Here are some order-5 index lists: $(1,2,3)$, $(3,2,1)$, $(4,5,1)$, $(5,4,3,2,1)$, $(3,)$.

The matrices corresponding to these examples are:

\[ \bmat{ 1 & 0 & 0 & 0 & 0 \\ 0 & 1 & 0 & 0 & 0 \\ 0 & 0 & 1 & 0 & 0 \\ }, \bmat{ 0 & 0 & 1 & 0 & 0 \\ 0 & 1 & 0 & 0 & 0 \\ 1 & 0 & 0 & 0 & 0 \\ }, \]

for the first two examples, and

\[ \bmat{ 0 & 0 & 0 & 1 & 0 \\ 0 & 0 & 0 & 0 & 1 \\ 1 & 0 & 0 & 0 & 0 \\ }, \bmat{ 0 & 0 & 0 & 0 & 1 \\ 0 & 0 & 0 & 1 & 0 \\ 0 & 0 & 1 & 0 & 0 \\ 0 & 1 & 0 & 0 & 0 \\ 1 & 0 & 0 & 0 & 0 \\ }, \bmat{ 0 & 0 & 1 & 0 & 0 \\ } \]

for the last three.

In this case, we refer to the induced sublist as an induced subvector. The value of index matrices is that they give induced subvectors via the usual and familiar operation of matrix multiplication. The subvector of an $n$-vector associated with a length-$r$ index sequence is the product of the sequence’s $r \times n$ corresponding index matrix with the $n$-dimensional vector.

For example, define $x = \bmat{6 & 4 & 5 & 3 & 9}^\top $. Then the subvector of $x$ associated with the index sequence $(3, 2, 1)$ is the vector $\bmat{3 & 9 & 6}^\top \in \R ^3$, because

\[ \bmat{3 & 9 & 6 } = \bmat{ 0 & 0 & 0 & 1 & 0 \\ 0 & 0 & 0 & 0 & 1 \\ 1 & 0 & 0 & 0 & 0 \\ }\bmat{6 \\ 4 \\ 5 \\ 3 \\ 9} \]

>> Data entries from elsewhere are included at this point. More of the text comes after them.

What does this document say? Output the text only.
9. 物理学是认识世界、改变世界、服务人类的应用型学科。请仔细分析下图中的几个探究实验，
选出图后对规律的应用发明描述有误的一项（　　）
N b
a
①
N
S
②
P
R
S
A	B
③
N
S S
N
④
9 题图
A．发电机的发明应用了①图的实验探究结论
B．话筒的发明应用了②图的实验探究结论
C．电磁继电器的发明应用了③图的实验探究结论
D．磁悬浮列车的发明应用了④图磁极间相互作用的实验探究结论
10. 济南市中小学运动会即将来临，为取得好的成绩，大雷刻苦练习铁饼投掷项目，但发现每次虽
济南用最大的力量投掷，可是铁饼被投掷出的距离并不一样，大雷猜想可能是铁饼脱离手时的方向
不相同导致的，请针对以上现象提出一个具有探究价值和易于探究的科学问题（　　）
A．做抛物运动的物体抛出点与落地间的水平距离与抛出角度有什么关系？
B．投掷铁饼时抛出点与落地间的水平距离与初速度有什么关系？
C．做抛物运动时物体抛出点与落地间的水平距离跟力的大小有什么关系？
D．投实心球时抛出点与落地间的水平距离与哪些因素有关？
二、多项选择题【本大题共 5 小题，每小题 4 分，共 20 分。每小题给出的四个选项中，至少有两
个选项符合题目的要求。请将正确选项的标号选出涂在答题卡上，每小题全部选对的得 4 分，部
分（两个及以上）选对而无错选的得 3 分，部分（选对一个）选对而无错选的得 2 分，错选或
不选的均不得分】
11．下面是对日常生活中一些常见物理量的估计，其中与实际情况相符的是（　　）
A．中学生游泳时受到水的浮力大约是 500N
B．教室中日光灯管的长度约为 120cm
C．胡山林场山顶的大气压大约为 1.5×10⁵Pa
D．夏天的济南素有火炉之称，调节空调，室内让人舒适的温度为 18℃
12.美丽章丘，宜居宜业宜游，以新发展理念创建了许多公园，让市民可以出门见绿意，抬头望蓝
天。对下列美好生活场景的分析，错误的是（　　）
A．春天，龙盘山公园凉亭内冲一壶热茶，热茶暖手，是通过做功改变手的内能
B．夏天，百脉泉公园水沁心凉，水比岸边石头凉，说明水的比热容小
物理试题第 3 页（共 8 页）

If $r = n$ then the index matrix is a permutation matrix.

Notation

Let $r \leq n$ be natural numbers. Let $\alpha : \upto{r} \to \upto{n}$ be an index sequence. Denote the index matrix associated with $\alpha $ by $P_\alpha $. This matrix $P_\alpha $ is an element of $\N ^{r \times n}$ and is defined by

\[ (P_a)_{ij} = \begin{cases} 1 & j = \alpha (i) \\ 0 & \text{otherwise} \end{cases} \]

Let $A$ be a nonempty set and let $x \in A^n$. then the subvector of $x$ associated with $P_\alpha $ (and so with $\alpha $) is

\[ P_\alpha x = \pmat{x_{\alpha (1)}, \dots , x_{\alpha (r)}} \]

We denote the product $P_\alpha x$ by $x_{\alpha }$. We denote the product $P_\alpha X P_\alpha ^\top $ by $X_{\alpha \alpha }$.